A subset of 12 miRNAs was created by choosing the 6 most up-regulated and the 6 most down-regulated miRNAs based on the false discovery rate threshold to produce a list of unique target genes using both predicted and validated targets (Supplementary Table 2 for up-regulated and Supplementary Table 3 for down-regulated). Then, common target genes were identified: only those targeted by 4 or more miRNAs were selected (Table 5). Another filter based on the number of interactions was applied: only entries with more than five connections were further evaluated.

Table 5.

List of selected genes targeted by four or more up- or down-regulated miRNAs suitable for GO enrichment analysis.

Target Gene miRNAs
UP-REGULATED
BCL2L2 miR-1, miR-133a-3p, miR-133b, miR-206
EGFR miR-1, miR-133a-3p, miR-133b, miR-206
LASP1 miR-1, miR-133a-3p, miR-133b, miR-206
ONECUT2 miR-1, miR-133a-3p, miR-133b, miR-206
PTMA miR-1, miR-133a, miR-133b, miR-206, miR-499b-3p
PURB miR-1, miR-133a-3p, miR-133b, miR-206
SEC62 miR-1, miR-133a-3p, miR-206, miR-208b-3p
SGCD miR-1, miR-133a-3p, miR-133b, miR-206
SH3PXD2B miR-1, miR-133a-3p, miR-133b, miR-206
STX6 miR-1, miR-133a-3p, miR-133b, miR-206
TAGLN2 miR-1, miR-133a-3p, miR-133b, miR-206
ZNF280C miR-1, miR-133a-3p, miR-133b, miR-206
DOWN-REGULATED
ANKRD52 miR-331-3p, miR-361-3p, miR-486-3p, miR-486-5p, miR-504-5p
DCAF7 miR-328-3p, miR-331-3p, miR-486-3p, miR-504-5p
PLXNA4 miR-328-3p, miR-361-3p, miR-486-5p, miR-504-5p
SPEN miR-1180-3p, miR-328-3p, miR-331-3p, miR-361-3p
SRRM2 miR-1180-3p, miR-331-3p, miR-361-3p, miR-486-3p, miR-504-5p

These genes were used to create a PPI network as explained in the materials and methods section to identify clusters of proteins within the six merged network (merged in order to generate a unique PPI network with all the interactions) considering connections between nodes as selection criteria. This was done for both up- and down-regulated miRNA-derived targets. The network built with up regulated genes contains 2621 nodes and 8600 edges, while the network built with down regulated genes contains 861 nodes and 1535 edges (Supplementary Table 5). The major protein clusters are reported in Figures 3, 4.

Figure 3.

Figure 3

Clusters of proteins from the target analysis of up-regulated miRNAs. Each cluster is named with the central node protein name, targeted from the highest number of miRNAs.

Figure 4.

Figure 4

Clusters of proteins from the target analysis of down-regulated miRNAs. Each cluster is named with the central node protein name, targeted from the highest number of miRNAs.

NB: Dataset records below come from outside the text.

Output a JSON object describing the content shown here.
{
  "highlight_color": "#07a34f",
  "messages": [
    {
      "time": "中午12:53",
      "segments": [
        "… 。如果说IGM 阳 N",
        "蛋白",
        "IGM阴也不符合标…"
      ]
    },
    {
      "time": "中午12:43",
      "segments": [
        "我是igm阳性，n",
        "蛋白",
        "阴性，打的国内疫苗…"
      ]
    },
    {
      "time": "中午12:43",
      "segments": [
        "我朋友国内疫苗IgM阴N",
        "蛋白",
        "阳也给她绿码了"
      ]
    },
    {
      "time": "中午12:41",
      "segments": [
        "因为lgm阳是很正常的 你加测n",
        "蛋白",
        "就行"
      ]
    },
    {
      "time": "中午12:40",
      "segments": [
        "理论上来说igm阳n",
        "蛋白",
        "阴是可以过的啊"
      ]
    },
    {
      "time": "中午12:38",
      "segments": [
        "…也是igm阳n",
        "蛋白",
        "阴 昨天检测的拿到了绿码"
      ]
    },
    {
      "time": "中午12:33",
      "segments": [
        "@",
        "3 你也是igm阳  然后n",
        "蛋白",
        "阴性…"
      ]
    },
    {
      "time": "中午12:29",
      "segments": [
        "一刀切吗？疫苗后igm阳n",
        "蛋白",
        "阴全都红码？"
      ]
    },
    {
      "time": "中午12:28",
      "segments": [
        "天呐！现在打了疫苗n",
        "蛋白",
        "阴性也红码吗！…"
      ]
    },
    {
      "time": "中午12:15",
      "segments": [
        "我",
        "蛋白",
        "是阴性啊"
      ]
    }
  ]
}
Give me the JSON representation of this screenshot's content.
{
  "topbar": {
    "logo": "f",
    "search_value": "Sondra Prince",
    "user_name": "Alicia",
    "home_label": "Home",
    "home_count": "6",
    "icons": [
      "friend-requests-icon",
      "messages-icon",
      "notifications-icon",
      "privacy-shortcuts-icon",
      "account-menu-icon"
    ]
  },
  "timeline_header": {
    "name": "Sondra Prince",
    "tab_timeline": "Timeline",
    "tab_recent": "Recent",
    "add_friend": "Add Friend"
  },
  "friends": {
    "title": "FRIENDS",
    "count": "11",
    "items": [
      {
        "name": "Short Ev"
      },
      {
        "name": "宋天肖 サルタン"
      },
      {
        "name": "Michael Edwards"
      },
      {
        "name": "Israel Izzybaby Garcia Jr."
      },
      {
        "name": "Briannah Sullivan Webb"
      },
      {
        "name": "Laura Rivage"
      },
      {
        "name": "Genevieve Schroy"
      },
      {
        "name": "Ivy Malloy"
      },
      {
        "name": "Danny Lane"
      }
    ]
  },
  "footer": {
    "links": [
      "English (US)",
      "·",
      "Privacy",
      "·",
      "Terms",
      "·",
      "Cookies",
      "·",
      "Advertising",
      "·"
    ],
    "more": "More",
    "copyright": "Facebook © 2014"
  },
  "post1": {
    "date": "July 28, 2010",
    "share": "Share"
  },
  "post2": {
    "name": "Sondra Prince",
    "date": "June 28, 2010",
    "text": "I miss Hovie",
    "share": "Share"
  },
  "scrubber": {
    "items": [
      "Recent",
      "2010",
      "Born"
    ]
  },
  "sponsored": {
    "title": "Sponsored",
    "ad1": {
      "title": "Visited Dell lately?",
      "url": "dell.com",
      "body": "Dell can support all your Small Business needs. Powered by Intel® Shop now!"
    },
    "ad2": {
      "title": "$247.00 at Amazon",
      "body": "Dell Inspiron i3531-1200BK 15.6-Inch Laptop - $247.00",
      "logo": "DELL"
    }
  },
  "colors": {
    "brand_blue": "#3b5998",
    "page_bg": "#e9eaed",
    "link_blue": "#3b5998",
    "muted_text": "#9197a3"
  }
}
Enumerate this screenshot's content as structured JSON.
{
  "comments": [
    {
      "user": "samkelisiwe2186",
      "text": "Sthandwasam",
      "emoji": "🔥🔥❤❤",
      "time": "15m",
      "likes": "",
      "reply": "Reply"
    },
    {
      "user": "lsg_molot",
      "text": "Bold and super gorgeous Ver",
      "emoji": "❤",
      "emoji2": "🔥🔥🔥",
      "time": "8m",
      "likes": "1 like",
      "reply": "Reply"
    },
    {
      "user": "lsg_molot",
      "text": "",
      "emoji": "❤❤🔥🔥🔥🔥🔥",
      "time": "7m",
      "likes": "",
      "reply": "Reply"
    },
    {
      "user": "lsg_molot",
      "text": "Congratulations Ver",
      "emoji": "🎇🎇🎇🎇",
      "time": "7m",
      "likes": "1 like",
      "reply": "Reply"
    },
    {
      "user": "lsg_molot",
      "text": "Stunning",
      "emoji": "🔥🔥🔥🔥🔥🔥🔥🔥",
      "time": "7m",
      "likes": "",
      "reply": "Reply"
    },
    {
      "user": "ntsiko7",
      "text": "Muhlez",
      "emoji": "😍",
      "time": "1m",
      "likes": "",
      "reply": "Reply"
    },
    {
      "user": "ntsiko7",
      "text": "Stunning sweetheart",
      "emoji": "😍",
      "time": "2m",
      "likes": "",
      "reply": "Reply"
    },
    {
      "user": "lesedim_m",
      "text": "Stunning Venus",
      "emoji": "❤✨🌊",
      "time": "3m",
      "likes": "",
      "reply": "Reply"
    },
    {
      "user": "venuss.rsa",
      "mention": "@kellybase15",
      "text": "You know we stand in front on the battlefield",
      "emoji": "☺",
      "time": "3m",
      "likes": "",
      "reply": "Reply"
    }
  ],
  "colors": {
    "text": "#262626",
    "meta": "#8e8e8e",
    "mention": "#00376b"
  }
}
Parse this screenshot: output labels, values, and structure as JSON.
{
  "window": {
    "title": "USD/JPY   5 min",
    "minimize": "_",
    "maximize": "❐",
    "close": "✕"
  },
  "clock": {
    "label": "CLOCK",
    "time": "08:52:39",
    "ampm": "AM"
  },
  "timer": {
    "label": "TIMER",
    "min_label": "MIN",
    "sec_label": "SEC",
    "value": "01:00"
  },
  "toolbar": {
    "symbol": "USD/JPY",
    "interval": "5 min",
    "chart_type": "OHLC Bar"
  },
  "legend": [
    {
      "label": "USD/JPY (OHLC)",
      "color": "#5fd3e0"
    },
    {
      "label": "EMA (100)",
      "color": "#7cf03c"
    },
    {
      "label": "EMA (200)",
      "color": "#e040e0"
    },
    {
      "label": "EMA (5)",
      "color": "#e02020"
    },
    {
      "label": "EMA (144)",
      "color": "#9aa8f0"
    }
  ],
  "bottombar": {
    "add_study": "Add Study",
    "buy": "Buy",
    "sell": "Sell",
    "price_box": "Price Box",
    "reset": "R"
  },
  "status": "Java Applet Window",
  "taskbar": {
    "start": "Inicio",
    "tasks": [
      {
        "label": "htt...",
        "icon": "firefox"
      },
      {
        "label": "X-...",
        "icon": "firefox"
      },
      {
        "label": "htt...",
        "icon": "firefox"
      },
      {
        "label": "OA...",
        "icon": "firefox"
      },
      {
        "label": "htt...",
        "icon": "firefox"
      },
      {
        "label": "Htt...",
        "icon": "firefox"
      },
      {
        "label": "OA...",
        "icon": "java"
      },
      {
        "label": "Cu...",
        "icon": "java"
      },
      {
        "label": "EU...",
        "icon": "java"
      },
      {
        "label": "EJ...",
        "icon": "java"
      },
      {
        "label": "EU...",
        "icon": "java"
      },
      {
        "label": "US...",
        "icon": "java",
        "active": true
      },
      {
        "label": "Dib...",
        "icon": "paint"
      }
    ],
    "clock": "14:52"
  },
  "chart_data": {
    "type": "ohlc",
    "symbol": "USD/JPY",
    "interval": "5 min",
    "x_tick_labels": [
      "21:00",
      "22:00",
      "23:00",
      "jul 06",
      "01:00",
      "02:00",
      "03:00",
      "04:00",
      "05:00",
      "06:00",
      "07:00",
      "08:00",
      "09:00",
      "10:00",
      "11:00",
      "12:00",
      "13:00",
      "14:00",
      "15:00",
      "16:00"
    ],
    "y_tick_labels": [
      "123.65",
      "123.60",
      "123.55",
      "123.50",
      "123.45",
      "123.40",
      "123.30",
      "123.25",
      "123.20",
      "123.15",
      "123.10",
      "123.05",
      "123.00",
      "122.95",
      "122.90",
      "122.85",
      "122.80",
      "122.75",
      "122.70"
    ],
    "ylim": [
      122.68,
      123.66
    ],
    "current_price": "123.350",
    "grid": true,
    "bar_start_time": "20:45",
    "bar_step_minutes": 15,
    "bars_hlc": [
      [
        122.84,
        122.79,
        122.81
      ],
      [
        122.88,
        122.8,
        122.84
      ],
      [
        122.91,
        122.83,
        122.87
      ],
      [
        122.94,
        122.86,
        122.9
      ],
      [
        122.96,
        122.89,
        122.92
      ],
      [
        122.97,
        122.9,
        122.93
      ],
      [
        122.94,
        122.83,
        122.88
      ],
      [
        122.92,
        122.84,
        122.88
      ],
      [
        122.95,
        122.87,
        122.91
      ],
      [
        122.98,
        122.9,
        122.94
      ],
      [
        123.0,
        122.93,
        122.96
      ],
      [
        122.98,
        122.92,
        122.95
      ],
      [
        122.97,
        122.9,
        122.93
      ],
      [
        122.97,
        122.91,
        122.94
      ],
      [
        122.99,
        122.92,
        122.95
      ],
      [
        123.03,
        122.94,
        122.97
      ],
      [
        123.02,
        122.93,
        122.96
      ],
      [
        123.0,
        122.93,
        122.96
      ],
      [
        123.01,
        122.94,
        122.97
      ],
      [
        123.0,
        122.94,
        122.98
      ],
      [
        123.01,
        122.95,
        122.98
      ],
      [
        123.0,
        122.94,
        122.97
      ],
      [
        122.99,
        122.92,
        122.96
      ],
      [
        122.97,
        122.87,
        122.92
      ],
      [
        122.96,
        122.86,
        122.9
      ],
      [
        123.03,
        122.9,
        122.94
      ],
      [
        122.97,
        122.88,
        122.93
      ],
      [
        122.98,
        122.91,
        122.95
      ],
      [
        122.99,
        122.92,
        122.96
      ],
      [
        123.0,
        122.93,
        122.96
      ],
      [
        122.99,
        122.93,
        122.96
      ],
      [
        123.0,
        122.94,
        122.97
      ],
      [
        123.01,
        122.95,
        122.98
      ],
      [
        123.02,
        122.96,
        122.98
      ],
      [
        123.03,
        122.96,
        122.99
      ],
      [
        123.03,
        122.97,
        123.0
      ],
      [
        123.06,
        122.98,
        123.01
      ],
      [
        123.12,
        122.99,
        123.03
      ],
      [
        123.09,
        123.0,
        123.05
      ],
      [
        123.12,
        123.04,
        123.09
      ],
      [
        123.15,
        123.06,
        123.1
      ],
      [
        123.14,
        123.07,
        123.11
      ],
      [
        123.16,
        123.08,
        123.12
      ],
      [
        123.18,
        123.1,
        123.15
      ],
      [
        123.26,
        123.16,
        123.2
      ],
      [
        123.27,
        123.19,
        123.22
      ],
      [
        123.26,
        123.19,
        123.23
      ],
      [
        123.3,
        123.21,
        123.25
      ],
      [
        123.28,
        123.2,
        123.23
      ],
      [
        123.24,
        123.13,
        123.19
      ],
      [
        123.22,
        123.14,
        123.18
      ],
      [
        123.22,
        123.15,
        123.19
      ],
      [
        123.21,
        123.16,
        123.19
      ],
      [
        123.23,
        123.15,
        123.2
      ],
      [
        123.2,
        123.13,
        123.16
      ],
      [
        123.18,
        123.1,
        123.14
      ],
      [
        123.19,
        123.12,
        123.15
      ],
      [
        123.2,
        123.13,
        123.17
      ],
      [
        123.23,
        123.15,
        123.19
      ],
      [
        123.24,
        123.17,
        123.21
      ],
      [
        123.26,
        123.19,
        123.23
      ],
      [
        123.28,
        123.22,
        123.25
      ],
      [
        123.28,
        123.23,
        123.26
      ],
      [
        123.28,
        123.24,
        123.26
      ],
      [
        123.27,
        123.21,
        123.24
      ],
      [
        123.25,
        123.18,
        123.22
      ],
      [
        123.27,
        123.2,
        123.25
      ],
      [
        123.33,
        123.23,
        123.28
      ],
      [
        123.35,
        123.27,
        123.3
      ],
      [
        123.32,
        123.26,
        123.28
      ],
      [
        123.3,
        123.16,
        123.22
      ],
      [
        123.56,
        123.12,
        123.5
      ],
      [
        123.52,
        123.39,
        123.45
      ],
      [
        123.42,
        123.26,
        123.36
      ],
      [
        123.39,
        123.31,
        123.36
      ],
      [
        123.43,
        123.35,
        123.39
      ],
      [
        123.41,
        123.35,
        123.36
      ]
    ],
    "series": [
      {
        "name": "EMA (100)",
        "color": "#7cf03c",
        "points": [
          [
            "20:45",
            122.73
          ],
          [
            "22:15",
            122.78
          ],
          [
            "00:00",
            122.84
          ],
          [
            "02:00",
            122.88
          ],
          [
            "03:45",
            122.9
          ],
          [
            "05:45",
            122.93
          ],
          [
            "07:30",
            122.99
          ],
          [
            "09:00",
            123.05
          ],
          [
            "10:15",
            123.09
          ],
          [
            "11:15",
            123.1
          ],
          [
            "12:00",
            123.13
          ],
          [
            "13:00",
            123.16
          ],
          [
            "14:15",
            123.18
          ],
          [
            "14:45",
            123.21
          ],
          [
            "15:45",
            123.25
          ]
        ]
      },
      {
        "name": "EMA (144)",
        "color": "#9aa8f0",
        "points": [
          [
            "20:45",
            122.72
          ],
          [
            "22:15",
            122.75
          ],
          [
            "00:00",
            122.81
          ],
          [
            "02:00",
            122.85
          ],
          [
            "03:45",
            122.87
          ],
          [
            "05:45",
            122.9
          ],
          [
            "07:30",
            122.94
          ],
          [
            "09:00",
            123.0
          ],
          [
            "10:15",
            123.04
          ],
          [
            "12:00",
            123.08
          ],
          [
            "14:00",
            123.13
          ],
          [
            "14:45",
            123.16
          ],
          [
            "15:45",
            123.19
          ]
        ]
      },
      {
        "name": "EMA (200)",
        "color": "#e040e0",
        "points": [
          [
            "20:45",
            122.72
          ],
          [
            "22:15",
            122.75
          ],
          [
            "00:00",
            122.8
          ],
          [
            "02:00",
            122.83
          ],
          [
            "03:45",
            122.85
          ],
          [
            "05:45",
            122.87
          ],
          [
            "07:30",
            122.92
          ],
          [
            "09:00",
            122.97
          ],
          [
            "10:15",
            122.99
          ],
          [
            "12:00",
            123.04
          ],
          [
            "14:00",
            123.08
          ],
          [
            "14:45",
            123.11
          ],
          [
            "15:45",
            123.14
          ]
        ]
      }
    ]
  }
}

Gene Ontology (GO) enrichment analysis with BiNGO was performed on the clusters harboring one of the targets or where a central node was targeted by several miRNAs and recognized as relevant in our biological framework (Table 6, and Supplementary Table 4).

Table 6.

List of selected clusters of genes targeted by four or more up- or down-regulated miRNAs suitable for GO enrichment analysis.

Cluster Central Nodes
UP-REGULATED
1 EGFR
2 TAGLN; MGAT4A; HNRNPA1; SLC5A3
3 SLC1A2; SLC7A1; IGF1R; SH3PXD2B
4 WEE1; CCND1; PTMA
5 SLC7A11; H3F3B; TMOD2
6 STX6
7 LASP1; H3F3B; SLC5A3; ANKRD50
8 BCL2; H3F3B
9 PURB; ZNF280C; WEE1
10 PAFAH1B1
11 SLC1A2; LASP1; ANKRD50
12 SLC1A2
13 SGCD
14 ONECUT2
16 HNRNPA1
17 IGFR1
DOWN-REGULATED
1 SRRM2
5 DCAF7

The key analyzed clusters belong to several meaningful biological processes and are summarized as follows:

  • Muscle remodeling: IGF1R (insulin-like growth factor 1 receptor), cluster 17; EGFR (epidermal growth factor receptor), cluster 17; PURB (purine rich element binding protein B), cluster 9; TAGLN (transgelin), cluster 2; TMOD2 (tropomodulin 2), LASP1 (LIM and SH3 protein 1), cluster 7; and SGCD (sarcoglycan delta) cluster 13.

  • Energy metabolism and cellular homeostasis maintenance: various solute carriers, such as SLC5A3 (sodium/myo-inositol cotransporter), clusters 1 and 7; SLC1A2 (excitatory amino acid transporter 2), clusters 3, 11, and 12; SLC7A1 (high affinity cationic amino acid transporter 1), cluster 3; and STX6 (syntaxin-6) cluster 6.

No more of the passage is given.